The company's single-molecule real-time (SMRT) sequencing platform is fast and provides long reads, which are invaluable in putting a bacterial genome together. Waldor and colleagues identified the outbreak strain as a Shiga toxin–producing E. coli O104:H4, as reported in the New England Journal of Medicine in August 2011.

In the course of this sequencing, the scientists at Pacific Biosciences, led by Eric Schadt, noticed that the DNA methylation pattern in the outbreak strain differed from those of other E. coli O104 strains.

SMRT sequencing not only reports which nucleotides the polymerase incorporates but also records the polymerase kinetics. As the company's researchers showed previously, the rate at which the polymerase incorporates each nucleotide differs depending on the modifications present on each base. Unmodified DNA is read quickly, but if a methyl group is attached to a base, the polymerase slows down and this kinetic variation (KV) is recorded. In the team's previous efforts, these KV differences had been detected on only short synthetic templates. As Schadt notes, “It is one thing to see the signal in a completely artificial context, and then quite another to see it 'in the wild'.” The researchers developed a statistical model that allowed them to detect base modifications genome wide (Schadt et al., 2012)2.

Because methylation of adenosine has a bigger effect on the KV than methylation of cytosine, the scientists profiled methylated adenosine with high sensitivity across the genome of the E. coli O104 outbreak strain, determined signature sequences around the methylated sites and matched these signatures to the DNA methyltransferases (MTases) responsible for them. That was when things got interesting for Waldor and his colleagues.

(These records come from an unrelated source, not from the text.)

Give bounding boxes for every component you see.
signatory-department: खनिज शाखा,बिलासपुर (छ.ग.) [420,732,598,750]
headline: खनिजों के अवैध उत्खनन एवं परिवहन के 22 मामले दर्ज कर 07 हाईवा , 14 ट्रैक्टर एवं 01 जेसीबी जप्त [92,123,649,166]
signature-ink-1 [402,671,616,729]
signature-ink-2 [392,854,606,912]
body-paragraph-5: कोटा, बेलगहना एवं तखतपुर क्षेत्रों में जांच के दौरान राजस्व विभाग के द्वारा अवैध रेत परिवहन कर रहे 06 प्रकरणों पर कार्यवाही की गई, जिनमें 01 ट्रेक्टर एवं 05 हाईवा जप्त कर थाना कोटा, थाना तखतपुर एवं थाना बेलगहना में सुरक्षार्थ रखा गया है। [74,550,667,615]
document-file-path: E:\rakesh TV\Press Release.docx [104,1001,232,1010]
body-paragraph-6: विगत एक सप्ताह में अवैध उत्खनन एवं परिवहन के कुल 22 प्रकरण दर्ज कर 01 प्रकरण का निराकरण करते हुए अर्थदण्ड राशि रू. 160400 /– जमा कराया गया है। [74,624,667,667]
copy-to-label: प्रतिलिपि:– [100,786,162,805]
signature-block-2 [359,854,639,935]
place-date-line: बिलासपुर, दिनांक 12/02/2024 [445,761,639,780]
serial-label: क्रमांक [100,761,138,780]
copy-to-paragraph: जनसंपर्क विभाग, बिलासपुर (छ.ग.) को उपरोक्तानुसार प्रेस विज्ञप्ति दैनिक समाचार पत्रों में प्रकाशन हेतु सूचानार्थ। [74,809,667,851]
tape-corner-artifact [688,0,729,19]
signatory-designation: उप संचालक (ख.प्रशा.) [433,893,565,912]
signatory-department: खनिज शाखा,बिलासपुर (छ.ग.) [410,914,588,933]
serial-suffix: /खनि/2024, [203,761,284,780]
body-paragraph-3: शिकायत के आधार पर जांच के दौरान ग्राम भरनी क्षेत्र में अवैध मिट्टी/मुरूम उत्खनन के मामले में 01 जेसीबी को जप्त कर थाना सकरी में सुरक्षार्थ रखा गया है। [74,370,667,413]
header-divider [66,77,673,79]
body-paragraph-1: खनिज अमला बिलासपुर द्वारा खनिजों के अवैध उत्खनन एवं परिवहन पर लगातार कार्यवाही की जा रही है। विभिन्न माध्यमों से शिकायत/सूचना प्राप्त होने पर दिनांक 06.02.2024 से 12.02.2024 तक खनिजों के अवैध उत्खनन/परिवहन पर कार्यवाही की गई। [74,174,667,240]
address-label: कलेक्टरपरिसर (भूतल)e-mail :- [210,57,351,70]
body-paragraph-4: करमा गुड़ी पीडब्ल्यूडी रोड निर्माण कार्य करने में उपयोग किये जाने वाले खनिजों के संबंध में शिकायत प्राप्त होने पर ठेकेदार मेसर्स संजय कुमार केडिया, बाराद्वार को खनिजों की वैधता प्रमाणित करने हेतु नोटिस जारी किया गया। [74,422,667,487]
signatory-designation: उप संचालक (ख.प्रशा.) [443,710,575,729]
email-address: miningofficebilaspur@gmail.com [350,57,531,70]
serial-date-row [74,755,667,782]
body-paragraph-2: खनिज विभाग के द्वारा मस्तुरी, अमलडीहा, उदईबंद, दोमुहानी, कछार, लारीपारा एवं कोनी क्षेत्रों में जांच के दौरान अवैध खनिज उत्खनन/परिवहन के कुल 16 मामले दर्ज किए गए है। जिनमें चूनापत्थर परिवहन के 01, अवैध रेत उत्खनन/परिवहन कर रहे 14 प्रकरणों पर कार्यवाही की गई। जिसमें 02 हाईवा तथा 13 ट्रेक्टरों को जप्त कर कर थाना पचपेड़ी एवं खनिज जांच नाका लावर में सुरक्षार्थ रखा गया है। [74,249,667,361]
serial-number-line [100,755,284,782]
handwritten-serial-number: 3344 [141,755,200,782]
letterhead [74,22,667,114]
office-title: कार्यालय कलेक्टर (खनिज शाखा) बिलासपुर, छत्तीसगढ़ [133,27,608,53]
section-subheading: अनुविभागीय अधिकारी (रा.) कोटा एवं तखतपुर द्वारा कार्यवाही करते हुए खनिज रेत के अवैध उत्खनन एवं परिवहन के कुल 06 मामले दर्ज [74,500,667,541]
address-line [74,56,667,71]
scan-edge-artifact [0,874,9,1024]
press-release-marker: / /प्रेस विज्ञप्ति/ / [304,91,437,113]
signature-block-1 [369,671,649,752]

Most bacteria have more than one MTase; together with a restriction endonuclease, they form the restriction modification (RM) system. “RM systems are thought to have an immune function,” Waldor explains. The restriction enzyme cleaves foreign (unmethylated) DNA, and methylation protects the genome from being cut with the enzyme.” But functions outside of immunity are largely unexplored. Waldor was intrigued that the outbreak strain showed methylation sites that were not present in other E. coli O104 strain. The cause was the same bacteriophage that made this strain so pathogenic: the phage's genome encoded Shiga toxin as well as a new RM system. “When we knocked out the MTase and its associated nuclease,” explains Waldor, “we saw that the DNA of three other phages [integrated in the E. coli genome] was amplified.” Even more unexpectedly, the researchers found that eliminating the RM system led to changes in expression of 40% of all E. coli genes (Fang et al., 2012)1. For Waldor, the conclusion was that RM systems, present in the vast majority of bacteria, may be related not just to immunity but also to control processes such as DNA replication and transcription. He adds, “That was cool, but we don't yet know the mechanisms of these processes.”

Much remains to be done. Researchers at Pacific Biosciences are working on increasing the sensitivity with which methylated cytosine can be detected so that its genome-wide occurrence can also be profiled. Most likely this will yield a new set of MTases with more functions to explore.